Complete step by step answer:
When a magnet is placed in such a way that its north pole points towards the south, the neutral point is obtained at the axis of the magnet and as the point is said to be a neutral point, the magnitude of earth’s magnetic field is equal to the magnetic field of the magnet.
Therefore, we have, ${B_{magnet}} = {B_H}$

The magnetic field of the magnet at an axial point is given as
${B_{magnet}} = \dfrac{{{\mu _0}}}{{4\pi }}\dfrac{{2Md}}{{{{\left( {{d^2} - {l^2}} \right)}^2}}}$ where $M$ is the magnetic moment.
Given: $d = 30cm = 03m$, $2l = 30cm \to l = 0.15m$ and ${B_H} = 0.34G = 0.34 \times {10^{ - 4}}T$.Let us substitute these values and find the magnetic moment.
\[
M = \left( {{B_{magnet}}} \right)\left( {\dfrac{{4\pi }}{{{\mu _0}}}} \right)\left( {\dfrac{{{{\left( {{d^2} - {l^2}} \right)}^2}}}{{2d}}} \right) \\
\Rightarrow M = \left( {{B_H}} \right)\left( {\dfrac{{4\pi }}{{{\mu _0}}}} \right)\left( {\dfrac{{{{\left( {{d^2} - {l^2}} \right)}^2}}}{{2d}}} \right) \\
\Rightarrow M = \left( {0.34 \times {{10}^{ - 4}}} \right)\left( {\dfrac{1}{{{{10}^{ - 7}}}}} \right)\left( {\dfrac{{{{\left( {{{0.3}^2} - {{0.15}^2}} \right)}^2}}}{{2 \times 0.3}}} \right) \\
\Rightarrow M = 2.582A{m^2} \\ \]
So, pole strength of the magnet will be,
$\therefore m = \dfrac{M}{{2l}} = \dfrac{{2.582}}{{0.3}} = 8.607Am$
Therefore, the magnetic pole strength of the given magnet is $8.6Am$.
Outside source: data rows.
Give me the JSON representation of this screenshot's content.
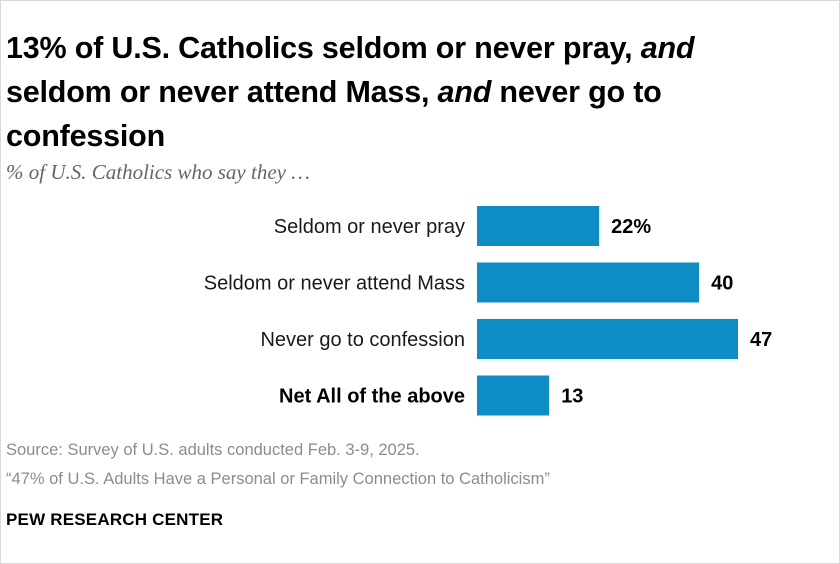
{
  "title": {
    "part1": "13% of U.S. Catholics seldom or never pray, ",
    "and1": "and",
    "part2": " seldom or never attend Mass, ",
    "and2": "and",
    "part3": " never go to confession"
  },
  "subtitle": "% of U.S. Catholics who say they …",
  "chart_data": {
    "type": "bar",
    "orientation": "horizontal",
    "categories": [
      "Seldom or never pray",
      "Seldom or never attend Mass",
      "Never go to confession",
      "Net All of the above"
    ],
    "values": [
      22,
      40,
      47,
      13
    ],
    "value_labels": [
      "22%",
      "40",
      "47",
      "13"
    ],
    "bold_categories": [
      "Net All of the above"
    ],
    "bar_color": "#0d8dc4",
    "xlim": [
      0,
      47
    ]
  },
  "footer": {
    "source": "Source: Survey of U.S. adults conducted Feb. 3-9, 2025.",
    "report": "“47% of U.S. Adults Have a Personal or Family Connection to Catholicism”",
    "brand": "PEW RESEARCH CENTER"
  }
}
Hence, option D is correct.

Note:You should always keep in mind the value of the quantity $\dfrac{{{\mu _0}}}{{4\pi }}$ which is $1 \times {10^{ - 7}}$. Also remember that the neutral point is defined as the point where the net magnetic field due to magnet and earth is zero. In case where the north pole of the magnet points towards the south pole of the earth, the magnetic field along the axis of the magnet will be given by ${B_{magnet}} = \dfrac{{{\mu _0}}}{{4\pi }}\dfrac{{2Md}}{{{{\left( {{d^2} - {l^2}} \right)}^2}}}$. Also remember to convert the units of the given quantities appropriately.